This type of question, sounds more gear towards game design in general. For myself, I firmly believe that game design, is a beast in itself. With you being a newbie, I would tackle the topics that you are asking one by one, starting with the “why should you…” Based from your questions, it sounds to me that you do know what a texture is and how to make one. However, texturing has many stages, one of them, being the biggest one, is UV mapping and knowing how to use your texture space well, while also keeping the UV’s organized. The next stage is figuring out the easiest way of getting high quality textures but with minimal resolution without loosing quality. Meaning, you would not want to have a tiling texture, such as brick, to be something over 512x512, because you can layout your UV’s of your mesh in such a way so that the texture can properly repeat itself without causing seams. However, sometimes repeating you textures can cause nasty repetitiveness, even when your texture is seamless. In theory, there are many ways of getting around this. One of them is by using texture baking. Technically, there are 2 main reasons that I can think of why you would use texture baking. Firstly, to understand this better, you should understand what the limitations are of the game engine and electronic device you want your audience to play your game on. This includes thinking about texture formats/types, texture resolution, memory (or RAM), and polycount in visual play area. Over doing any of these can drop the FPS to a craw. For example, Blender’s game engine cannot handle PBR shaders. Therefore you would need to fake it by baking different texture maps, such as an ao map for cheap shadowing and specular maps for different sorts of metals. However, there other types of maps that you may want to bake out as well. Also, if I understand from what others are saying about PBR, the latest release of Blender does not have PBR shaders builtin, Therefore, users of Blender are making there own PBR shaders, using Cycles. However, it is not like Substance Designer and you will need to bake these shaders into there respective texture map.
Secondly, texture baking can also be used for high detailed models, such as for sculpting. This is because most game engines cannot handle highpoly counts needed to sculpt details into your mesh. In a nutshell, this type of baking would include your highpoly model on top of your lowpoly model and bake it out as a normal map.
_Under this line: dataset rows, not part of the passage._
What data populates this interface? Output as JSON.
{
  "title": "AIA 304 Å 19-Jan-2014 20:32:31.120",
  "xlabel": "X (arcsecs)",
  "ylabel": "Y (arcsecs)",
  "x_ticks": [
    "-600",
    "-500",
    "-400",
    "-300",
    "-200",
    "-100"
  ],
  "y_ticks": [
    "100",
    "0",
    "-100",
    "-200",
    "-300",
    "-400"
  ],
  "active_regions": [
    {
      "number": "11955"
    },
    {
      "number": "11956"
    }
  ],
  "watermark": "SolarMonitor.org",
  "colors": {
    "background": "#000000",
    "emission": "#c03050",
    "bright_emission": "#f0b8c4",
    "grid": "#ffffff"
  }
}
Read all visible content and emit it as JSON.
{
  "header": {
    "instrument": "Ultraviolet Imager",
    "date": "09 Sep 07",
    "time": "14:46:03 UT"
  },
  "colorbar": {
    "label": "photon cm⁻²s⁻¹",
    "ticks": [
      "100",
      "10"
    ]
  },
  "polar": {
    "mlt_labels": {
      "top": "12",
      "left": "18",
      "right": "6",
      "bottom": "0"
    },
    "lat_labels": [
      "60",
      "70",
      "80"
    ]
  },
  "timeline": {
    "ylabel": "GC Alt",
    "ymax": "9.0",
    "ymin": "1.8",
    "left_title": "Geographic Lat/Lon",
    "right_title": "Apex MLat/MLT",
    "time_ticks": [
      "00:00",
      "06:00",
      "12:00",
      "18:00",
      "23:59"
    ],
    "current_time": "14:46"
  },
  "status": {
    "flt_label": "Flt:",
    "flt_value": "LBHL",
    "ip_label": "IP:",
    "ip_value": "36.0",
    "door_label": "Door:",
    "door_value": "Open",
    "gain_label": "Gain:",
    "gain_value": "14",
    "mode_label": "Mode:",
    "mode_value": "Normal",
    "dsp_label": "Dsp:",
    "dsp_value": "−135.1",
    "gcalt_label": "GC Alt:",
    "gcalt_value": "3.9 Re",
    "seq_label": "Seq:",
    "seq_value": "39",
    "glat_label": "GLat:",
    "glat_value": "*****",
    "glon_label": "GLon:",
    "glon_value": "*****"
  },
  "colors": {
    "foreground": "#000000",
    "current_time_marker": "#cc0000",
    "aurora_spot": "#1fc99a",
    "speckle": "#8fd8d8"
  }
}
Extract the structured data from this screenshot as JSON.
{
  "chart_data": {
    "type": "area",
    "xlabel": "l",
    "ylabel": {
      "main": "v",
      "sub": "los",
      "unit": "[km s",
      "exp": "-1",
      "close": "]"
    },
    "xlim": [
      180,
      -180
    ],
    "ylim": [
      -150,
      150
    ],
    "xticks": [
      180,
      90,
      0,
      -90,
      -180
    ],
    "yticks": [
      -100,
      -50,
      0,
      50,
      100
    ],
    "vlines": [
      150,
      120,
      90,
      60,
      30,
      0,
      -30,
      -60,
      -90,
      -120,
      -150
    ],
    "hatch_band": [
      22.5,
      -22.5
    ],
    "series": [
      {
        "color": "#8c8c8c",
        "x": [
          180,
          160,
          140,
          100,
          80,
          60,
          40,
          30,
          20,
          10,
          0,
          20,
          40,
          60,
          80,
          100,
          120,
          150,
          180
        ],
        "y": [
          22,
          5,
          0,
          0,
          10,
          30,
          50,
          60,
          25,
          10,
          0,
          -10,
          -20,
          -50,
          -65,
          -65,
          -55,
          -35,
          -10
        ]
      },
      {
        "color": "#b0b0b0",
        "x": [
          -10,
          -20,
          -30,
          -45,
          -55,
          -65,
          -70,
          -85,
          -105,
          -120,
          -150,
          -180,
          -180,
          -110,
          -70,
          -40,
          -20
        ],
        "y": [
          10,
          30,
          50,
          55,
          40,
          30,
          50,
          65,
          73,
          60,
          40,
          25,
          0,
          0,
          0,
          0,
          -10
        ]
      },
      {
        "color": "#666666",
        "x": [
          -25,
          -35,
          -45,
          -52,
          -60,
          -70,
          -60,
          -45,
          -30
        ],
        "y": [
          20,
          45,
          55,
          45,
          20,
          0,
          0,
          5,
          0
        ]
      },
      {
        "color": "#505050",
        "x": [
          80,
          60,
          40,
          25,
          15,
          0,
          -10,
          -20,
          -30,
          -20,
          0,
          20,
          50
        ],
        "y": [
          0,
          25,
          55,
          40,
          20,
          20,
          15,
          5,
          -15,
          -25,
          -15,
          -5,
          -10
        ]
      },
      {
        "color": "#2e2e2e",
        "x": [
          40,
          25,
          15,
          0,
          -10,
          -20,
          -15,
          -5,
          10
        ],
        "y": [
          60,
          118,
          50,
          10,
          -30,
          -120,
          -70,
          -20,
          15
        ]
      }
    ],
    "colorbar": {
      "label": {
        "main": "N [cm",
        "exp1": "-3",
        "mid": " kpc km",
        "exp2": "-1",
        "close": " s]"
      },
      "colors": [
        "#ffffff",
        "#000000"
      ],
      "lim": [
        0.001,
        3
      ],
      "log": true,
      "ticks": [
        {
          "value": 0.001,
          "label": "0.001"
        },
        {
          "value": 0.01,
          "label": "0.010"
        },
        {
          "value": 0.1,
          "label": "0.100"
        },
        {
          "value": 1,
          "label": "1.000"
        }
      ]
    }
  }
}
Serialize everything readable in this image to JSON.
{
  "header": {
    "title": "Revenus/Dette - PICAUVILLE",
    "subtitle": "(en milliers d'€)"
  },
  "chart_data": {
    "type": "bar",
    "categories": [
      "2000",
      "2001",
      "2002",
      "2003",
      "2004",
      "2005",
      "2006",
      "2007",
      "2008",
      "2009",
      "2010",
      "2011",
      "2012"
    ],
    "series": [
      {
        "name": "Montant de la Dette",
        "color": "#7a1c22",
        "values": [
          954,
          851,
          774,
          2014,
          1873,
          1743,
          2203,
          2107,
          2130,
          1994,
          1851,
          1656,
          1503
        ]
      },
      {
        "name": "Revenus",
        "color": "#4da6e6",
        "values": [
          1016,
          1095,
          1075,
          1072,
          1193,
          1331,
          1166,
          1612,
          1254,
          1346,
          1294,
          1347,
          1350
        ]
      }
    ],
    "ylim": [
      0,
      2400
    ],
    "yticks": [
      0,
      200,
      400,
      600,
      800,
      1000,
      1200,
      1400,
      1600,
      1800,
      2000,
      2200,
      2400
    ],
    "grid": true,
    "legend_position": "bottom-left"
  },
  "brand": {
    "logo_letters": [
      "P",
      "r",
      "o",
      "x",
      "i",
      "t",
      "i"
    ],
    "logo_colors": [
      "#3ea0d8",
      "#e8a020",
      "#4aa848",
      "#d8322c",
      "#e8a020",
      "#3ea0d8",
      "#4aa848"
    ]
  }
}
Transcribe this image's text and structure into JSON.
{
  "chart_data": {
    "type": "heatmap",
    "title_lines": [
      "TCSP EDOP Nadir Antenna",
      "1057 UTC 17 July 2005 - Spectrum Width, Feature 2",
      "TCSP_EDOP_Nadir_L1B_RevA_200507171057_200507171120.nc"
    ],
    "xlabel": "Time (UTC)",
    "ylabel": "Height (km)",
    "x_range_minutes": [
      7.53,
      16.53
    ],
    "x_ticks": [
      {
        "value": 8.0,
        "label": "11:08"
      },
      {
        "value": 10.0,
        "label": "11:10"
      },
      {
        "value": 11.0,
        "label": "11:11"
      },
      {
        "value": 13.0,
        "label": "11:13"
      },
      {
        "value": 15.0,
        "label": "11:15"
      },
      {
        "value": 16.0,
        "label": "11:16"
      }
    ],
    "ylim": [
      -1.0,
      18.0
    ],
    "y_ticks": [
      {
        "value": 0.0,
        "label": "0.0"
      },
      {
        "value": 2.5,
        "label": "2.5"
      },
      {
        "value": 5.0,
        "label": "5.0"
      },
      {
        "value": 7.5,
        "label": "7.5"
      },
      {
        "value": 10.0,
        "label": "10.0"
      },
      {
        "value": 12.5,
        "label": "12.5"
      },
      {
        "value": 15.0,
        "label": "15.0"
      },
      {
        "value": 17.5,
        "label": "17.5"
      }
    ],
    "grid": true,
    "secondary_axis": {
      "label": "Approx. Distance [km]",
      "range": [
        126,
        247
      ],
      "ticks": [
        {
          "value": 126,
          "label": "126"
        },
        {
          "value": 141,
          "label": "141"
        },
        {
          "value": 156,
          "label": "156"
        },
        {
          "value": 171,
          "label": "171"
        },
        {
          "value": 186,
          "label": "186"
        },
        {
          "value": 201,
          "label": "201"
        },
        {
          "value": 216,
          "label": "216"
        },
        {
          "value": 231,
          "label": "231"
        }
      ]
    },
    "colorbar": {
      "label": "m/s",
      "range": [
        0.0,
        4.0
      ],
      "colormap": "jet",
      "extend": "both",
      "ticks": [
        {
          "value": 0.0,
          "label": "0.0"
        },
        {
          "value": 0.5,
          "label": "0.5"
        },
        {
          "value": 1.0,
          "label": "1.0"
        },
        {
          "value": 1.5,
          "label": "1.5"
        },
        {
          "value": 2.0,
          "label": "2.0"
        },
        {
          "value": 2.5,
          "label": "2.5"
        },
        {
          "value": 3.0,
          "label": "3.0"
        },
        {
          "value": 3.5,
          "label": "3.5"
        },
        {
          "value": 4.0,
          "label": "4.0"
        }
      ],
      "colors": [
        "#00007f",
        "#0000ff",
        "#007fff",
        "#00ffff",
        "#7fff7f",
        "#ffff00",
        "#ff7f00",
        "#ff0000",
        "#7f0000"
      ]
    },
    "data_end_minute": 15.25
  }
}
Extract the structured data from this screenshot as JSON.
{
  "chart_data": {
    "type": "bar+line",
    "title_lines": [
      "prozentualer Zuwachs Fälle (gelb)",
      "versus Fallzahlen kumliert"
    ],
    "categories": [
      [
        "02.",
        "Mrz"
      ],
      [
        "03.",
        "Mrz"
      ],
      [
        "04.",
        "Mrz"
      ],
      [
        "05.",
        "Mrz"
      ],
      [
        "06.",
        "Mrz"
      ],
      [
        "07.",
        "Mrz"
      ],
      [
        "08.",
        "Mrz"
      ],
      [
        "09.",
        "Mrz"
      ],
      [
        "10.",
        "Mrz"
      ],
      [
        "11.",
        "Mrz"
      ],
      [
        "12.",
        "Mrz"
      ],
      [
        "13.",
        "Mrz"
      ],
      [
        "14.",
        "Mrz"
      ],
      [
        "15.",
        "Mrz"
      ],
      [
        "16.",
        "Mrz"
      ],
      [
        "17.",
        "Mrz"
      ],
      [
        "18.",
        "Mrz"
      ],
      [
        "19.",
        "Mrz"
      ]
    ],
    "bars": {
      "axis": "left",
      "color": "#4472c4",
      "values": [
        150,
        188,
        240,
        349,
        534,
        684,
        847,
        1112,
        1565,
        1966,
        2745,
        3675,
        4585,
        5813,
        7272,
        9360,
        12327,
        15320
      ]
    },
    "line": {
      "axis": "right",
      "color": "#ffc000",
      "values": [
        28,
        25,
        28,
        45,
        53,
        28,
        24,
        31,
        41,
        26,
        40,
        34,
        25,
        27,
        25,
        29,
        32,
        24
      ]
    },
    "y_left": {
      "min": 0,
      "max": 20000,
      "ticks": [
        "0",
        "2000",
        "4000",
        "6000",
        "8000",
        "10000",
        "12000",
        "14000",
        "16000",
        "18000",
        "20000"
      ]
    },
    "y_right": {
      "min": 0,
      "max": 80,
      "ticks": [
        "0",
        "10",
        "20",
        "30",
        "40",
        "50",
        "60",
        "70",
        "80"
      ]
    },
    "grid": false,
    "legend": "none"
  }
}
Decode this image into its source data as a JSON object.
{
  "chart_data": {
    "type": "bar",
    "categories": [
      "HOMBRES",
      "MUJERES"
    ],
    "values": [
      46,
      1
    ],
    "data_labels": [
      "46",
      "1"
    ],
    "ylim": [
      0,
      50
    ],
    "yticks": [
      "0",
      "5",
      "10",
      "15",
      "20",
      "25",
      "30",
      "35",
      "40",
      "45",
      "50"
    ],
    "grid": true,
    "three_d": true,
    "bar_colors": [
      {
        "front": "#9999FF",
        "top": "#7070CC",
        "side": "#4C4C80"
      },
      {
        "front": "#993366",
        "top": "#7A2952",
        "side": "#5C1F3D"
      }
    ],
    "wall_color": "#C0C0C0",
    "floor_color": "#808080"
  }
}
Overall, as another suggestion, I rarely use Google, or other forms of search engines. This is because it is easier to find it as a video on Youtube, and besides, other search engines will push marketers websites who pay lo0ts of money to be first hit in line, which usually are membership video tutorials, such as DigitalTutors which is now called Pluralsight. Everytime I try searching on Google, it is either Linda.com or Pluralsight, offering only the intro of the couse and then offers the rest of the course for members only, which cost a rediculess amount for a yearly subscription. That does not make any sense when most tutorials I have found I can get it for free on Youtube.